Cal Fire allowed private investigators to inspect the tower, which is located in a remote area called Pulga, some 10 miles northeast of Paradise. But Cal Fire and PG&E crews had partially disassembled the tower before the inspection. They had removed sections of the jumper cable and the tower extension, taking that part into custody.
NBC Bay Area said it was unclear what caused the cable to contact the tower. Unidentified sources said a steel hook mounted on the extension may have failed, allowing the jumper line to come free and contact the tower.
The lawsuit faults “PG&E’s failure to properly inspect and maintain the tower.” An attorney for the 34 plaintiffs said that PG&E does not use insulated lines between its transmission towers because of expense and weight. He said insulated lines would have prevented the Camp Fire tragedy.
PG&E’s aging infrastructure is believed by many fire experts to be a central cause of the Camp Fire blaze. In 2012, several PG&E transmission towers collapsed for reasons that are still uncertain, though their age is suspected as a probable cause. The tower being investigated in the Camp Fire tragedy is believed to be at least 80 years old, and perhaps as old as 100.
PG&E was fined $8.3 million in 2017 by the PUC for failing to properly maintain a12-kilovolt electrical line blamed for igniting the Butte Fire which killed two people and burned 921 homes and other buildings in Amador County in 2015. PUC said an electrical line contacted a44-foot-tall pine tree that should have been identified by PG&E as hazardous and trimmed or removed.
PG&E linked to 2017 Wine Country Fires
PG&E faces billions in claims from the wine country fires which killed 44 people in October 2017. Cal Fire cited PG&E equipment problems for 16 of the wine country fires. It has not yet assigned a cause for the Tubbs Fire in Santa Rosa, the deadliest of the 2017 fires.
PG&E’s “reclosers” continue to garner scrutiny from utility safety regulators. Reclosers are designed to remotely re-energize power lines after service disruptions, but their safety is in doubt. Reclosers reportedly contributed to the 2017 Witch Fire in San Diego, but it remains uncertain whether they played a role in the 2017 wine country fires or the 2018 Camp Fire.
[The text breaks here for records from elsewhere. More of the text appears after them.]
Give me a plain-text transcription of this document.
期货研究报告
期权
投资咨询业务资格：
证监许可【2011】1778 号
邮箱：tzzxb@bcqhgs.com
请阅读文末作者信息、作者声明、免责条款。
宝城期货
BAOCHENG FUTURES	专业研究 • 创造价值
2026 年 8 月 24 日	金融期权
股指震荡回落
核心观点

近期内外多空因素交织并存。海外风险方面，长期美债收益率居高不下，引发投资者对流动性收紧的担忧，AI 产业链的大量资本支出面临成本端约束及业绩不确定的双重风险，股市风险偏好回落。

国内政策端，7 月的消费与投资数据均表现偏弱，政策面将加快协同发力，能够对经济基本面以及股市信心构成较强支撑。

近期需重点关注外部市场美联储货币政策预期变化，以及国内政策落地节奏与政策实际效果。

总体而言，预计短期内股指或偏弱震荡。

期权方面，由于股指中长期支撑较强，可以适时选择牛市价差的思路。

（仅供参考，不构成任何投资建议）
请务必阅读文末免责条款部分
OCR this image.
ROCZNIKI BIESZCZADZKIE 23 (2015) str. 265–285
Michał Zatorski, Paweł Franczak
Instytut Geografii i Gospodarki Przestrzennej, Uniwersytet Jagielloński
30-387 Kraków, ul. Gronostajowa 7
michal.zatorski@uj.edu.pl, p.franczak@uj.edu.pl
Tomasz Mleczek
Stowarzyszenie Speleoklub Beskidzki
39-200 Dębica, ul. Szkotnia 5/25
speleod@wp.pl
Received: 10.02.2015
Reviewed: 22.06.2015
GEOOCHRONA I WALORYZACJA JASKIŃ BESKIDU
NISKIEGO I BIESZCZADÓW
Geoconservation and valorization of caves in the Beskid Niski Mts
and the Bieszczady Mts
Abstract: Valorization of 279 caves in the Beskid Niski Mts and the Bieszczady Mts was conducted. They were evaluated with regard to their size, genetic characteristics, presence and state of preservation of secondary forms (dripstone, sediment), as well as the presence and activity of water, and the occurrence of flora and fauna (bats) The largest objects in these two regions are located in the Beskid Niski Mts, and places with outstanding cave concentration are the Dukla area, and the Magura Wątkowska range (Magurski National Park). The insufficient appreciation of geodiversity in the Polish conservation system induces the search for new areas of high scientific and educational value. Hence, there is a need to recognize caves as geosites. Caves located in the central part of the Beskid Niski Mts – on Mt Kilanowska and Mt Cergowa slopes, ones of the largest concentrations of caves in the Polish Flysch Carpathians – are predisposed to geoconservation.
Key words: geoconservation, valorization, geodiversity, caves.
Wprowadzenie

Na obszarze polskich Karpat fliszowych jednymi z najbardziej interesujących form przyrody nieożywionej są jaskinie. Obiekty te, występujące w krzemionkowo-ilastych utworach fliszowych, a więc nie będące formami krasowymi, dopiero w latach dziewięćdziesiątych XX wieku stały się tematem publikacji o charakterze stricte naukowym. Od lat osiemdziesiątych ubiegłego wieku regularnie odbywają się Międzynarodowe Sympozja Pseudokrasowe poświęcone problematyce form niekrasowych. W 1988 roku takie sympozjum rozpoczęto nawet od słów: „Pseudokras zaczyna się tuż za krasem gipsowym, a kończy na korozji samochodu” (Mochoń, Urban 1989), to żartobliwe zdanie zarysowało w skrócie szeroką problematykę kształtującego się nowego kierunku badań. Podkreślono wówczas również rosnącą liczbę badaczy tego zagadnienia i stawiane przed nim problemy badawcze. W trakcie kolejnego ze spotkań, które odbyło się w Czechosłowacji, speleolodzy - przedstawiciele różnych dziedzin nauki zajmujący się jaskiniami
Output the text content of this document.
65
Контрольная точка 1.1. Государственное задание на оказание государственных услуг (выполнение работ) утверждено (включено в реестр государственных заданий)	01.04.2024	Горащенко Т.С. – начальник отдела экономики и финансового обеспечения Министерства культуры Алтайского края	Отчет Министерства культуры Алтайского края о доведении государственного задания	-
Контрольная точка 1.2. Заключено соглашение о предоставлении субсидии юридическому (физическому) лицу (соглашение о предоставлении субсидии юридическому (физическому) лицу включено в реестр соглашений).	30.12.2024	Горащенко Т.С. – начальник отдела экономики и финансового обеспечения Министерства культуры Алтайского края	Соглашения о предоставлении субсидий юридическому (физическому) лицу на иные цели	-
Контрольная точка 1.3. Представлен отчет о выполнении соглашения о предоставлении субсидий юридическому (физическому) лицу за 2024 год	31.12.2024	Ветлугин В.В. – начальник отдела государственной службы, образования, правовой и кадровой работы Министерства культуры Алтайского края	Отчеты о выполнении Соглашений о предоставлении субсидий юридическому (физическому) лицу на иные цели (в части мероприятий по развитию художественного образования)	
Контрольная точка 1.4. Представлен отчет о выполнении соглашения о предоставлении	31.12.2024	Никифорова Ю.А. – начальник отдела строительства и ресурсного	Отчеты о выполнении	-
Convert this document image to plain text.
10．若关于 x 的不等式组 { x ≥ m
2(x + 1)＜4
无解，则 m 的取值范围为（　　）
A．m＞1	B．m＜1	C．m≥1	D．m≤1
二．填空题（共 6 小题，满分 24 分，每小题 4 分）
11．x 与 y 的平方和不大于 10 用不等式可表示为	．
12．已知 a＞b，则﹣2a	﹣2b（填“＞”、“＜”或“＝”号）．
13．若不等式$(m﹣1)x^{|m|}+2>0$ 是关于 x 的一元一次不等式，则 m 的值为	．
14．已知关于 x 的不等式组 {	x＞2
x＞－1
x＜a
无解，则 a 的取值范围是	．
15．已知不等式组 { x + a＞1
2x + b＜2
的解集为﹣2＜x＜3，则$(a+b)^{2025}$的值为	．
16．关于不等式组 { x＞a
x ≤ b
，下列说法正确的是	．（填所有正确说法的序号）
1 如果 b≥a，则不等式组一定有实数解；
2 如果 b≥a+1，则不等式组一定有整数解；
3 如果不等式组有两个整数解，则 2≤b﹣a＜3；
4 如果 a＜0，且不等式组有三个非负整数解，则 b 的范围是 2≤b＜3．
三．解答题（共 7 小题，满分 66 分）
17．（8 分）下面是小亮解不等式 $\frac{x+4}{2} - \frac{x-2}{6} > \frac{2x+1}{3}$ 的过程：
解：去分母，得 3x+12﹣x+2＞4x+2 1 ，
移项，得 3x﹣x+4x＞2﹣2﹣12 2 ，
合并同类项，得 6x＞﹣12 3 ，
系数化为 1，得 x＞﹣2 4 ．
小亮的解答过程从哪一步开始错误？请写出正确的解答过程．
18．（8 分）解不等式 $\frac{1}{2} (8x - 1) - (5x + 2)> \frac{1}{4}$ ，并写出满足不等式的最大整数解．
PG&Ehas acknowledge problems with reclosers, stating publicly a company pledge to expand“our practice of disabling line reclosers and circuit breakers in high fire-risk areas during fire season.”
That pledge was part of a wide-ranging plan begun this year to improve fire safety. Other measures included deliberate blackouts when conditions turn dry and winds dangerous. PG&E did shut off power to 60,000 customers earlier in 2018 as a safety measure, but just canceled a second planned shutdown across portions of northern California that included Butte County just before the fire ignited.
Tree Trimming Problems
Another lawsuit just filed in Butte County also focuses on PG&E’s tree-trimming practices, or its alleged failure to trim potentially dangerous trees and shrubs. PG&E was convicted of 739 misdemeanor counts of criminal negligence in 1997 for failure to trim trees in Nevada County,which suffered the Traunter Fire as a result of that failure.